$p=a^2+ab+41b^2$ iff $-163$ is a quadratic residue

Question

Prove that a prime $p$ can be written as $p=a^2+ab+41b^2$ iff $-163$ is a quadratic residue modulo $p$.

What I have in mind is something like this: look at $\mathbb{Q}[\sqrt{-163}]$ which has the ring of integers $\mathbb{Z} \left [ \dfrac{1+\sqrt{-163}}{2} \right ]$. Now $p$ is of that form iff $p$ is the norm of an element in the ring of integers. It is well known that the ring of intergers in this case is a PID. However, I cannot tie the fact that -163 has to be a quadratic residue to all of this (in one direction, clearly if $p=a^2+ab+41b^2$ then $4p=(2a+b)^2+163b^2$ so $-163$ has to be a quadratic residue). Could somebody help me complete a solution along these lines?

Answer 1

Consider the decomposition of $p$ in $\mathcal{O} = \mathbb{Z} \left[\frac{1+\sqrt{-163}}{2} \right]$.

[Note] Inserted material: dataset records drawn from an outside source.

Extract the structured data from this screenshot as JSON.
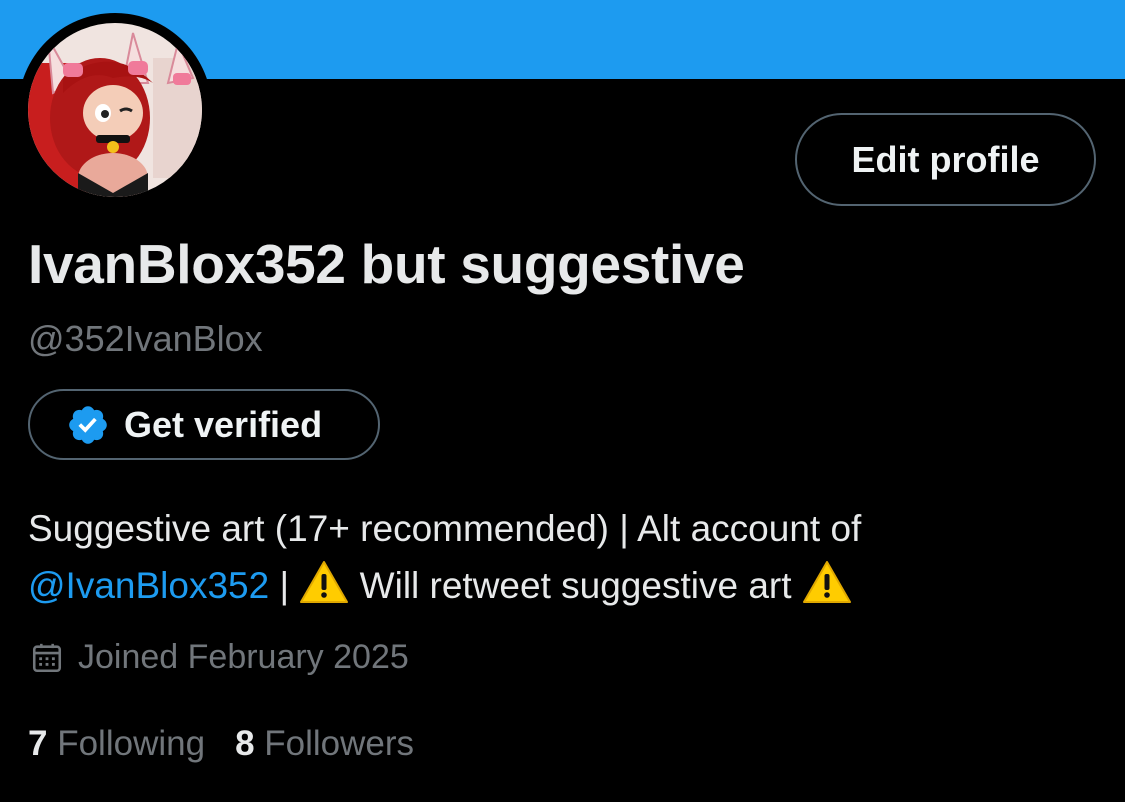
{
  "header": {
    "banner_color": "#1d9bf0"
  },
  "profile": {
    "avatar_icon": "profile-avatar",
    "edit_button_label": "Edit profile",
    "display_name": "IvanBlox352 but suggestive",
    "handle": "@352IvanBlox",
    "verify_button_label": "Get verified",
    "verify_icon": "verified-badge-icon",
    "bio": {
      "part1": "Suggestive art (17+ recommended) | Alt account of ",
      "mention": "@IvanBlox352",
      "part2": " | ",
      "part3": " Will retweet suggestive art ",
      "warning_icon": "warning-icon"
    },
    "joined_text": "Joined February 2025",
    "joined_icon": "calendar-icon",
    "following_count": "7",
    "following_label": "Following",
    "followers_count": "8",
    "followers_label": "Followers"
  },
  "colors": {
    "accent": "#1d9bf0",
    "background": "#000000",
    "primary_text": "#e7e9ea",
    "secondary_text": "#71767b",
    "border": "#536471",
    "warning": "#ffcc00"
  }
}
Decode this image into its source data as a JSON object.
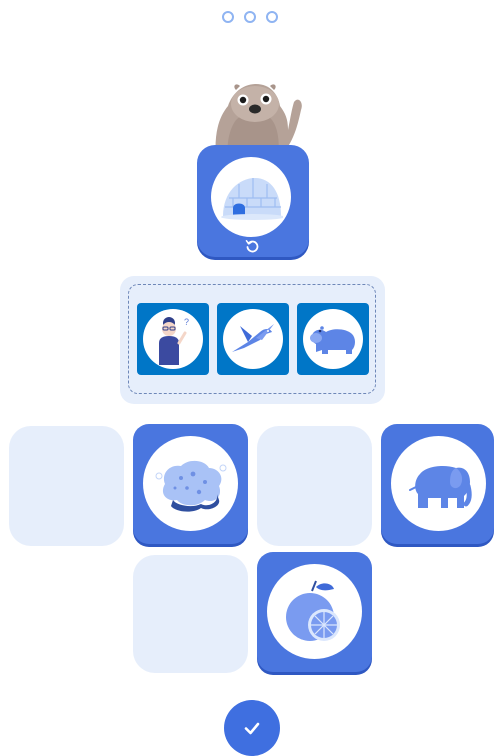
{
  "progress": {
    "total": 3,
    "current": 0
  },
  "colors": {
    "card": "#4a76df",
    "placeholder": "#e6eefb",
    "choice_bg": "#0076c7",
    "dot": "#8fb4f2"
  },
  "icons": {
    "mascot": "beaver-mascot",
    "target": "igloo-icon",
    "replay": "replay-icon",
    "choices": [
      "girl-thinking-icon",
      "swallow-icon",
      "hippo-icon"
    ],
    "grid": [
      "sponge-icon",
      "elephant-icon",
      "grapefruit-icon"
    ],
    "submit": "check-icon"
  }
}
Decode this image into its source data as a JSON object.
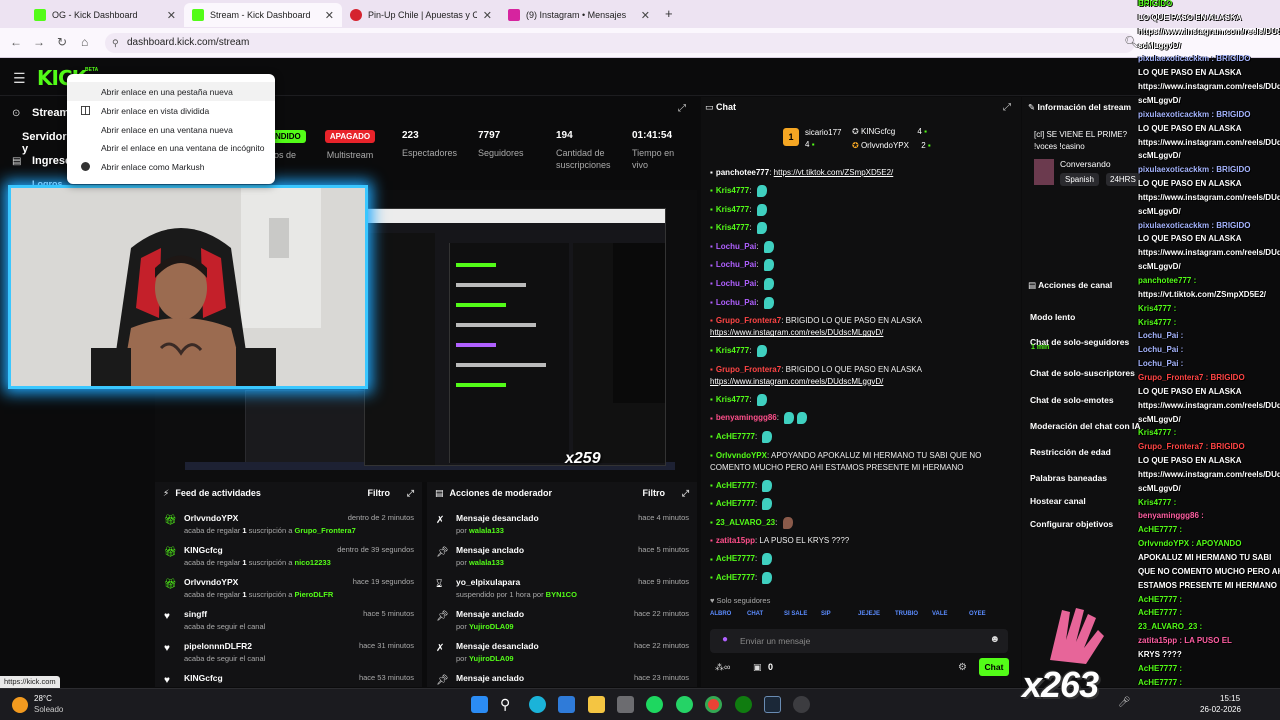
{
  "browser": {
    "tabs": [
      {
        "title": "OG - Kick Dashboard",
        "color": "#53fc18"
      },
      {
        "title": "Stream - Kick Dashboard",
        "color": "#53fc18"
      },
      {
        "title": "Pin-Up Chile | Apuestas y Casin",
        "color": "#d5232f"
      },
      {
        "title": "(9) Instagram • Mensajes",
        "color": "#d6249f"
      }
    ],
    "new_tab": "+",
    "url": "dashboard.kick.com/stream"
  },
  "kick": {
    "logo": "KICK",
    "logo_badge": "BETA",
    "sidebar": [
      "Stream",
      "Servidor y",
      "Ingresos",
      "Logros"
    ]
  },
  "context_menu": {
    "items": [
      "Abrir enlace en una pestaña nueva",
      "Abrir enlace en vista dividida",
      "Abrir enlace en una ventana nueva",
      "Abrir el enlace en una ventana de incógnito",
      "Abrir enlace como Markush"
    ]
  },
  "stats": {
    "partial_status": "NDIDO",
    "partial_label": "os de",
    "multistream_badge": "APAGADO",
    "multistream_label": "Multistream",
    "viewers": "223",
    "viewers_label": "Espectadores",
    "followers": "7797",
    "followers_label": "Seguidores",
    "subs": "194",
    "subs_label": "Cantidad de suscripciones",
    "uptime": "01:41:54",
    "uptime_label": "Tiempo en vivo"
  },
  "preview": {
    "overlay_counter": "x259"
  },
  "activity_feed": {
    "title": "Feed de actividades",
    "filter": "Filtro",
    "items": [
      {
        "user": "OrlvvndoYPX",
        "time": "dentro de 2 minutos",
        "text": "acaba de regalar ",
        "bold": "1",
        "text2": " suscripción a ",
        "target": "Grupo_Frontera7",
        "icon": "gift-icon"
      },
      {
        "user": "KINGcfcg",
        "time": "dentro de 39 segundos",
        "text": "acaba de regalar ",
        "bold": "1",
        "text2": " suscripción a ",
        "target": "nico12233",
        "icon": "gift-icon"
      },
      {
        "user": "OrlvvndoYPX",
        "time": "hace 19 segundos",
        "text": "acaba de regalar ",
        "bold": "1",
        "text2": " suscripción a ",
        "target": "PieroDLFR",
        "icon": "gift-icon"
      },
      {
        "user": "singff",
        "time": "hace 5 minutos",
        "text": "acaba de seguir el canal",
        "bold": "",
        "text2": "",
        "target": "",
        "icon": "heart-icon"
      },
      {
        "user": "pipelonnnDLFR2",
        "time": "hace 31 minutos",
        "text": "acaba de seguir el canal",
        "bold": "",
        "text2": "",
        "target": "",
        "icon": "heart-icon"
      },
      {
        "user": "KINGcfcg",
        "time": "hace 53 minutos",
        "text": "",
        "bold": "",
        "text2": "",
        "target": "",
        "icon": "heart-icon"
      }
    ]
  },
  "mod_actions": {
    "title": "Acciones de moderador",
    "filter": "Filtro",
    "items": [
      {
        "title": "Mensaje desanclado",
        "time": "hace 4 minutos",
        "by": "por ",
        "user": "walala133",
        "icon": "unpin-icon"
      },
      {
        "title": "Mensaje anclado",
        "time": "hace 5 minutos",
        "by": "por ",
        "user": "walala133",
        "icon": "pin-icon"
      },
      {
        "title": "yo_elpixulapara",
        "time": "hace 9 minutos",
        "by": "suspendido por 1 hora por ",
        "user": "BYN1CO",
        "icon": "hourglass-icon"
      },
      {
        "title": "Mensaje anclado",
        "time": "hace 22 minutos",
        "by": "por ",
        "user": "YujiroDLA09",
        "icon": "pin-icon"
      },
      {
        "title": "Mensaje desanclado",
        "time": "hace 22 minutos",
        "by": "por ",
        "user": "YujiroDLA09",
        "icon": "unpin-icon"
      },
      {
        "title": "Mensaje anclado",
        "time": "hace 23 minutos",
        "by": "",
        "user": "",
        "icon": "pin-icon"
      }
    ]
  },
  "chat": {
    "title": "Chat",
    "top_gifters": [
      {
        "name": "sicario177",
        "count": "4"
      },
      {
        "name": "KINGcfcg",
        "count": "4"
      },
      {
        "name": "OrlvvndoYPX",
        "count": "2"
      }
    ],
    "top_rank": "1",
    "lines": [
      {
        "user": "panchotee777",
        "color": "#ffffff",
        "sep": ": ",
        "text": "https://vt.tiktok.com/ZSmpXD5E2/",
        "link": true,
        "emotes": 0
      },
      {
        "user": "Kris4777",
        "color": "#53fc18",
        "sep": ": ",
        "text": "",
        "link": false,
        "emotes": 1
      },
      {
        "user": "Kris4777",
        "color": "#53fc18",
        "sep": ": ",
        "text": "",
        "link": false,
        "emotes": 1
      },
      {
        "user": "Kris4777",
        "color": "#53fc18",
        "sep": ": ",
        "text": "",
        "link": false,
        "emotes": 1
      },
      {
        "user": "Lochu_Pai",
        "color": "#b060ff",
        "sep": ": ",
        "text": "",
        "link": false,
        "emotes": 1
      },
      {
        "user": "Lochu_Pai",
        "color": "#b060ff",
        "sep": ": ",
        "text": "",
        "link": false,
        "emotes": 1
      },
      {
        "user": "Lochu_Pai",
        "color": "#b060ff",
        "sep": ": ",
        "text": "",
        "link": false,
        "emotes": 1
      },
      {
        "user": "Lochu_Pai",
        "color": "#b060ff",
        "sep": ": ",
        "text": "",
        "link": false,
        "emotes": 1
      },
      {
        "user": "Grupo_Frontera7",
        "color": "#ff4545",
        "sep": ": ",
        "text": "BRIGIDO LO QUE PASO EN ALASKA",
        "text2": "https://www.instagram.com/reels/DUdscMLggvD/",
        "link": false,
        "emotes": 0
      },
      {
        "user": "Kris4777",
        "color": "#53fc18",
        "sep": ": ",
        "text": "",
        "link": false,
        "emotes": 1
      },
      {
        "user": "Grupo_Frontera7",
        "color": "#ff4545",
        "sep": ": ",
        "text": "BRIGIDO LO QUE PASO EN ALASKA",
        "text2": "https://www.instagram.com/reels/DUdscMLggvD/",
        "link": false,
        "emotes": 0
      },
      {
        "user": "Kris4777",
        "color": "#53fc18",
        "sep": ": ",
        "text": "",
        "link": false,
        "emotes": 1
      },
      {
        "user": "benyaminggg86",
        "color": "#ff4f8b",
        "sep": ": ",
        "text": "",
        "link": false,
        "emotes": 1
      },
      {
        "user": "AcHE7777",
        "color": "#53fc18",
        "sep": ": ",
        "text": "",
        "link": false,
        "emotes": 1
      },
      {
        "user": "OrlvvndoYPX",
        "color": "#53fc18",
        "sep": ": ",
        "text": "APOYANDO APOKALUZ MI HERMANO TU SABI QUE NO",
        "text2": "COMENTO MUCHO PERO AHI ESTAMOS PRESENTE MI HERMANO",
        "link": false,
        "emotes": 0
      },
      {
        "user": "AcHE7777",
        "color": "#53fc18",
        "sep": ": ",
        "text": "",
        "link": false,
        "emotes": 1
      },
      {
        "user": "AcHE7777",
        "color": "#53fc18",
        "sep": ": ",
        "text": "",
        "link": false,
        "emotes": 1
      },
      {
        "user": "23_ALVARO_23",
        "color": "#53fc18",
        "sep": ": ",
        "text": "",
        "link": false,
        "emotes": 1
      },
      {
        "user": "zatita15pp",
        "color": "#ff4f8b",
        "sep": ": ",
        "text": "LA PUSO EL KRYS ????",
        "link": false,
        "emotes": 0
      },
      {
        "user": "AcHE7777",
        "color": "#53fc18",
        "sep": ": ",
        "text": "",
        "link": false,
        "emotes": 1
      },
      {
        "user": "AcHE7777",
        "color": "#53fc18",
        "sep": ": ",
        "text": "",
        "link": false,
        "emotes": 1
      }
    ],
    "followers_only": "Solo seguidores",
    "emote_row": [
      "ALBRO",
      "CHAT",
      "SI SALE",
      "SIP",
      "JEJEJE",
      "TRUBIO",
      "VALE",
      "OYEE"
    ],
    "input_placeholder": "Enviar un mensaje",
    "viewers_small": "0",
    "send": "Chat"
  },
  "info": {
    "title": "Información del stream",
    "stream_title": "[cl] SE VIENE EL PRIME? !voces !casino",
    "category": "Conversando",
    "language": "Spanish",
    "tag": "24HRS",
    "actions_title": "Acciones de canal",
    "actions": [
      "Modo lento",
      "Chat de solo-seguidores",
      "Chat de solo-suscriptores",
      "Chat de solo-emotes",
      "Moderación del chat con IA",
      "Restricción de edad",
      "Palabras baneadas",
      "Hostear canal",
      "Configurar objetivos"
    ],
    "followers_only_value": "1 min"
  },
  "overlay_chat": [
    {
      "u": "BRIGIDO",
      "c": "gr"
    },
    {
      "u": "LO QUE PASO EN ALASKA",
      "c": ""
    },
    {
      "u": "https://www.instagram.com/reels/DUd",
      "c": ""
    },
    {
      "u": "scMLggvD/",
      "c": ""
    },
    {
      "u": "pixulaexoticackkm : BRIGIDO",
      "c": "bl"
    },
    {
      "u": "LO QUE PASO EN ALASKA",
      "c": ""
    },
    {
      "u": "https://www.instagram.com/reels/DUd",
      "c": ""
    },
    {
      "u": "scMLggvD/",
      "c": ""
    },
    {
      "u": "pixulaexoticackkm : BRIGIDO",
      "c": "bl"
    },
    {
      "u": "LO QUE PASO EN ALASKA",
      "c": ""
    },
    {
      "u": "https://www.instagram.com/reels/DUd",
      "c": ""
    },
    {
      "u": "scMLggvD/",
      "c": ""
    },
    {
      "u": "pixulaexoticackkm : BRIGIDO",
      "c": "bl"
    },
    {
      "u": "LO QUE PASO EN ALASKA",
      "c": ""
    },
    {
      "u": "https://www.instagram.com/reels/DUd",
      "c": ""
    },
    {
      "u": "scMLggvD/",
      "c": ""
    },
    {
      "u": "pixulaexoticackkm : BRIGIDO",
      "c": "bl"
    },
    {
      "u": "LO QUE PASO EN ALASKA",
      "c": ""
    },
    {
      "u": "https://www.instagram.com/reels/DUd",
      "c": ""
    },
    {
      "u": "scMLggvD/",
      "c": ""
    },
    {
      "u": "panchotee777 :",
      "c": "gr"
    },
    {
      "u": "https://vt.tiktok.com/ZSmpXD5E2/",
      "c": ""
    },
    {
      "u": "Kris4777 :",
      "c": "gr"
    },
    {
      "u": "Kris4777 :",
      "c": "gr"
    },
    {
      "u": "Lochu_Pai :",
      "c": "bl"
    },
    {
      "u": "Lochu_Pai :",
      "c": "bl"
    },
    {
      "u": "Lochu_Pai :",
      "c": "bl"
    },
    {
      "u": "Grupo_Frontera7 : BRIGIDO",
      "c": "rd"
    },
    {
      "u": "LO QUE PASO EN ALASKA",
      "c": ""
    },
    {
      "u": "https://www.instagram.com/reels/DUd",
      "c": ""
    },
    {
      "u": "scMLggvD/",
      "c": ""
    },
    {
      "u": "Kris4777 :",
      "c": "gr"
    },
    {
      "u": "Grupo_Frontera7 : BRIGIDO",
      "c": "rd"
    },
    {
      "u": "LO QUE PASO EN ALASKA",
      "c": ""
    },
    {
      "u": "https://www.instagram.com/reels/DUd",
      "c": ""
    },
    {
      "u": "scMLggvD/",
      "c": ""
    },
    {
      "u": "Kris4777 :",
      "c": "gr"
    },
    {
      "u": "benyaminggg86 :",
      "c": "pk"
    },
    {
      "u": "AcHE7777 :",
      "c": "gr"
    },
    {
      "u": "OrlvvndoYPX : APOYANDO",
      "c": "gr"
    },
    {
      "u": "APOKALUZ MI HERMANO TU SABI",
      "c": ""
    },
    {
      "u": "QUE NO COMENTO MUCHO PERO AHI",
      "c": ""
    },
    {
      "u": "ESTAMOS PRESENTE MI HERMANO",
      "c": ""
    },
    {
      "u": "AcHE7777 :",
      "c": "gr"
    },
    {
      "u": "AcHE7777 :",
      "c": "gr"
    },
    {
      "u": "23_ALVARO_23 :",
      "c": "gr"
    },
    {
      "u": "zatita15pp : LA PUSO EL",
      "c": "pk"
    },
    {
      "u": "KRYS ????",
      "c": ""
    },
    {
      "u": "AcHE7777 :",
      "c": "gr"
    },
    {
      "u": "AcHE7777 :",
      "c": "gr"
    }
  ],
  "overlay_counter": "x263",
  "statusbar_url": "https://kick.com",
  "taskbar": {
    "weather_temp": "28°C",
    "weather_text": "Soleado",
    "time": "15:15",
    "date": "26-02-2026"
  }
}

There exists an ideal in $\mathcal{O}$ of norm $p$ $\Longleftrightarrow$ $p$ splits in $\mathcal{O}$ $\Longleftrightarrow$ $-163$ is a quadratic residue mod $p$.

In fact, (since $p$ is unramified in $\mathcal{O}$), if $p$ is inert in $\mathcal{O}$ then the only ideal of $\mathcal{O}$ above $p$ is $(p)$ itself which is of norm $p^2$, hence there is no ideal of $\mathcal{O}$ of norm $p$.

Answer 2

I love the form "$a^2 + ab + 41b^2$" because it helps confuse humans. The fact that $a$ and $b$ are integers is too small a benefit to make this confusion worthwhile.

Setting $$\theta = \frac{1}{2} + \frac{\sqrt{-163}}{2}$$ we see that $(a + b \theta)(c + d \theta) = p$ gives us two solutions to $a^2 + ab + 41b^2 = p$. For example, $\theta (1 - \theta) = 41$ tells us that $0^2 + 0 \times 41 + 41 + 41 \times 1^2 = 41$ and $1^2 + (1 \times -1) + 41 \times (-1)^2 = 41$. However, if we rewrite $a + b \theta$ as $$\frac{m}{2} + \frac{n \sqrt{-163}}{2},$$ the relationship between a number in this domain and its conjugate becomes much easier to see. In fact, $$\left(\frac{m}{2} - \frac{n \sqrt{-163}}{2}\right) \left(\frac{m}{2} + \frac{n \sqrt{-163}}{2}\right) = N,$$ which in this example is the prime $41$ if we set $m = n = 1$: $$\left(\frac{1}{2} - \frac{\sqrt{-163}}{2}\right) \left(\frac{1}{2} + \frac{\sqrt{-163}}{2}\right) = 41.$$